Она сдержала резкий ответ, готовый сорваться с языка, испугавшись, что он может лишить ее обещанного удовольствия. Она с прилежанием вернулась к своей работе, боясь, что если он затеет еще одну из этих болезненных ссор, которые, казалось, вели в никуда, она разрыдается.
Беренис знала, что прогулка верхом в мужском седле принесет одни страдания и никакого удовольствия. Но Себастьян настоял на том, чтобы она надела бриджи, бросив ей пару, которая, как он считал, могла подойти. Она смотрела на них, держа на расстоянии вытянутой руки. Даже свободные брюки надевать не очень-то хотелось, а уж тесные бриджи, известные в высшем обществе под презрительным названием «штаны», вообще считались самой неприличной одеждой для женщины, если к ним не добавить широкую юбку – именно так модницы ездят верхом в Англии.

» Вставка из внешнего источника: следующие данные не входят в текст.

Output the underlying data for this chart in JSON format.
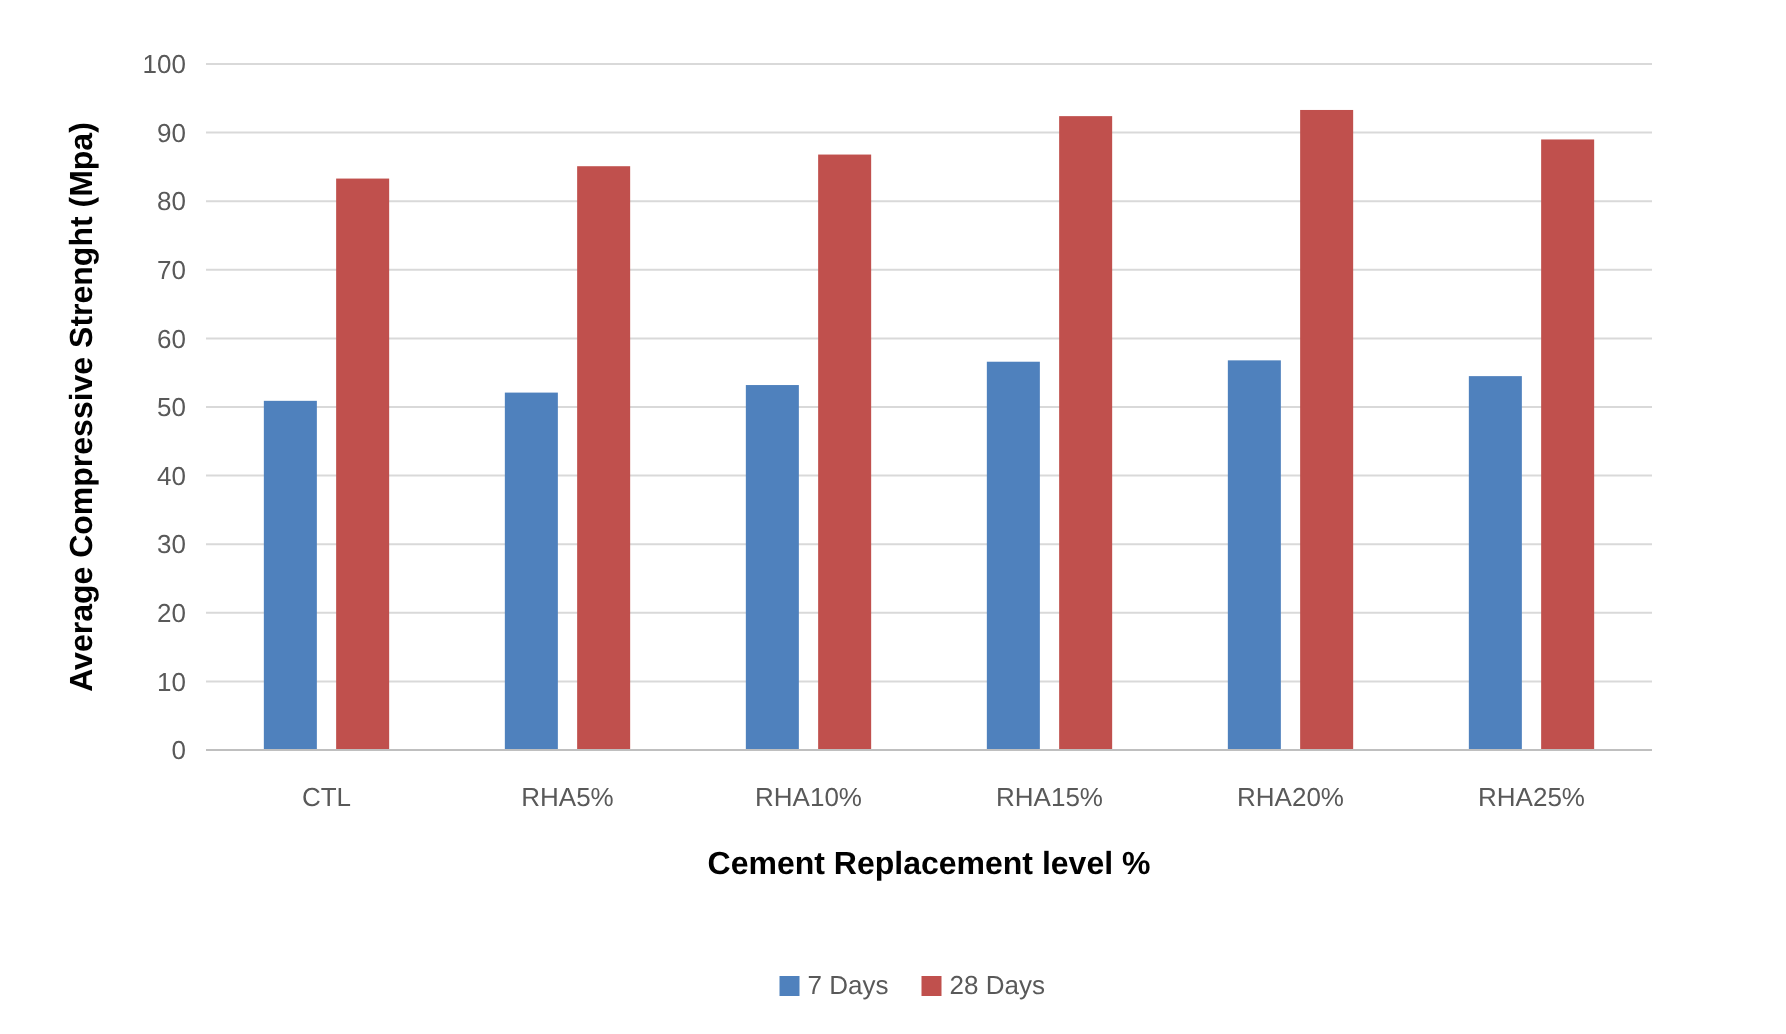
{
  "chart_data": {
    "type": "bar",
    "xlabel": "Cement Replacement level %",
    "ylabel": "Average Compressive Strenght (Mpa)",
    "categories": [
      "CTL",
      "RHA5%",
      "RHA10%",
      "RHA15%",
      "RHA20%",
      "RHA25%"
    ],
    "series": [
      {
        "name": "7 Days",
        "color": "#4f81bd",
        "values": [
          50.9,
          52.1,
          53.2,
          56.6,
          56.8,
          54.5
        ]
      },
      {
        "name": "28 Days",
        "color": "#c0504d",
        "values": [
          83.3,
          85.1,
          86.8,
          92.4,
          93.3,
          89
        ]
      }
    ],
    "ylim": [
      0,
      100
    ],
    "yticks": [
      0,
      10,
      20,
      30,
      40,
      50,
      60,
      70,
      80,
      90,
      100
    ],
    "grid": "y",
    "legend": "bottom"
  }
}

Как-то даже произошел грандиозный скандал, когда одна из придворных дам появилась на балу, одетая в телесно-розовые бриджи под прозрачным платьем в греческом стиле. Даме пришлось удалиться на время в свое имение, пока шум не утих.
И вот теперь, смущенная, с пылающим лицом, она присоединилась к нему во дворе, одетая в штаны из оленьей кожи, тесно облегающие ее бедра. Вдобавок, на ней была белая рубашка с широкими рукавами, бежевая кожаная куртка и широкополая шляпа. Себастьян нашел для нее пару высоких индейских мокасин, которые, в чем Беренис была абсолютно уверена, вкупе со всем остальным придавали ей по меньшей мере странный вид.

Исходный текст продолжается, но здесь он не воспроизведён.